No note? No problem — at least for JPMorgan Chase N.A. in a foreclosure trial.
But the Third District Court of Appeal reversed the final judgment granted without “any document or other evidence to establish its foreclosure action.”
The bank triumphed in a bench trial after filing to foreclose on a condominium at 7910 Harbor Island Drive in North Bay Village in 2013.
The borrower, Angel Enrique Abreu, received $263,250 in July 2008 on a note that set an interest rate of 7.625 percent and monthly payments at about $1,863.
Abreu defaulted on the loan in January 2010, owing about $259,823 on the principal, according to court documents. Public records show he sold the property to 66 Team LLC for $243,300 in 2015.
JPMorgan Chase’s foreclosure suit claimed the bank was in “physical possession of the note,” but an appellate panel found it never submitted the document to the court and failed to produce any evidence to establish standing.
About two years later, the bank filed a motion to name a new lender as substitute plaintiff and attached documents showing a mortgage and note assignment to PROF-2013-M4 REO I LLC.
JPMorgan won the final judgment in trial before Miami-Dade Circuit Judge Monica Gordo, but it did not respond to 66 Team’s appeal and was later precluded from filing an answer brief.
“I believe they did not file a response, although they were ordered to by the court, because they read my brief and agreed with what it said,” 66 Team attorney Michael Winer of Fort Lauderdale said. “There was no competent substantial evidence presented to the court, and therefore the final judgment was subject to being vacated.”
The bank didn’t file a memorandum of points and authorities in support of its position in the appeal.
“At trial, JPMorgan Chase failed to introduce any document or other evidence to establish its foreclosure action. It did not introduce into evidence the mortgage, the note or an allonge to the note purportedly bearing a special endorsement in favor of JPMorgan Chase,” Third DCA Judge Kevin Emas wrote in a unanimous decision with Judges Thomas Logue and Edwin Scales concurring. “The testimony — comprising a total of two pages — was insufficient to establish JPMorgan Chase’s cause of action by competent, substantial evidence.”
Fort Lauderdale attorney Ira Scot Silverstein represented the bank. He did not respond to requests for comment by deadline.
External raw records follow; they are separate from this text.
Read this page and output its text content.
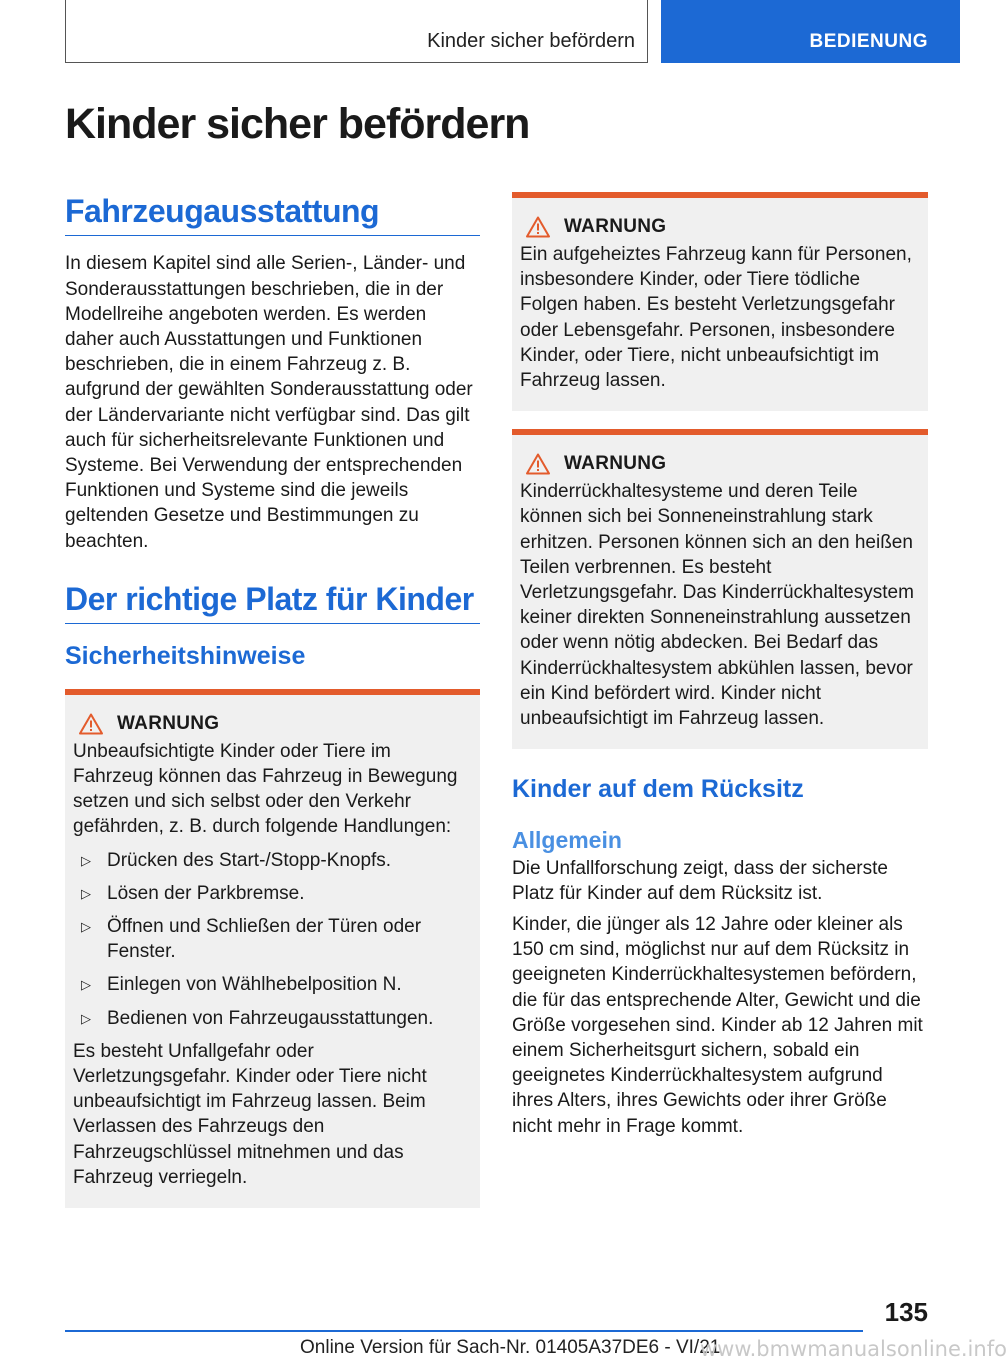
Kinder sicher befördern	BEDIENUNG
Kinder sicher befördern
Fahrzeugausstattung

In diesem Kapitel sind alle Serien-, Länder- und Sonderausstattungen beschrieben, die in der Modellreihe angeboten werden. Es werden daher auch Ausstattungen und Funktionen beschrieben, die in einem Fahrzeug z. B. aufgrund der gewählten Sonderausstattung oder der Ländervariante nicht verfügbar sind. Das gilt auch für sicherheitsrelevante Funktionen und Systeme. Bei Verwendung der entsprechenden Funktionen und Systeme sind die jeweils geltenden Gesetze und Bestimmungen zu beachten.

Der richtige Platz für Kinder
Sicherheitshinweise
WARNUNG

Unbeaufsichtigte Kinder oder Tiere im Fahrzeug können das Fahrzeug in Bewegung setzen und sich selbst oder den Verkehr gefährden, z. B. durch folgende Handlungen:

▷ Drücken des Start-/Stopp-Knopfs.
▷ Lösen der Parkbremse.
▷ Öffnen und Schließen der Türen oder Fenster.
▷ Einlegen von Wählhebelposition N.
▷ Bedienen von Fahrzeugausstattungen.

Es besteht Unfallgefahr oder Verletzungsgefahr. Kinder oder Tiere nicht unbeaufsichtigt im Fahrzeug lassen. Beim Verlassen des Fahrzeugs den Fahrzeugschlüssel mitnehmen und das Fahrzeug verriegeln.

WARNUNG

Ein aufgeheiztes Fahrzeug kann für Personen, insbesondere Kinder, oder Tiere tödliche Folgen haben. Es besteht Verletzungsgefahr oder Lebensgefahr. Personen, insbesondere Kinder, oder Tiere, nicht unbeaufsichtigt im Fahrzeug lassen.

WARNUNG

Kinderrückhaltesysteme und deren Teile können sich bei Sonneneinstrahlung stark erhitzen. Personen können sich an den heißen Teilen verbrennen. Es besteht Verletzungsgefahr. Das Kinderrückhaltesystem keiner direkten Sonneneinstrahlung aussetzen oder wenn nötig abdecken. Bei Bedarf das Kinderrückhaltesystem abkühlen lassen, bevor ein Kind befördert wird. Kinder nicht unbeaufsichtigt im Fahrzeug lassen.

Kinder auf dem Rücksitz
Allgemein

Die Unfallforschung zeigt, dass der sicherste Platz für Kinder auf dem Rücksitz ist.

Kinder, die jünger als 12 Jahre oder kleiner als 150 cm sind, möglichst nur auf dem Rücksitz in geeigneten Kinderrückhaltesystemen befördern, die für das entsprechende Alter, Gewicht und die Größe vorgesehen sind. Kinder ab 12 Jahren mit einem Sicherheitsgurt sichern, sobald ein geeignetes Kinderrückhaltesystem aufgrund ihres Alters, ihres Gewichts oder ihrer Größe nicht mehr in Frage kommt.

135
Online Version für Sach-Nr. 01405A37DE6 - VI/21
www.bmwmanualsonline.info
The appellate court reversed Gordo’s ruling and remanded the case with directions to enter an order of voluntary dismissal.
“That’s the appropriate decision,” said Miami attorney Ricardo Corona Sr., who in March represented homeowners Ottoniel and Luz Cruz in a case where the Fourth District Court of Appeal found five debt transfers muddied JPMorgan’s standing.
“The banks transfer them here, there, but I don’t believe they are as sloppy as they appear to be in their record keeping,” Corona said. “They have been getting away for years with not being able to show the documents. They don’t bring these documents into court. What they bring instead is robo-witnesses that have been hired to testify.”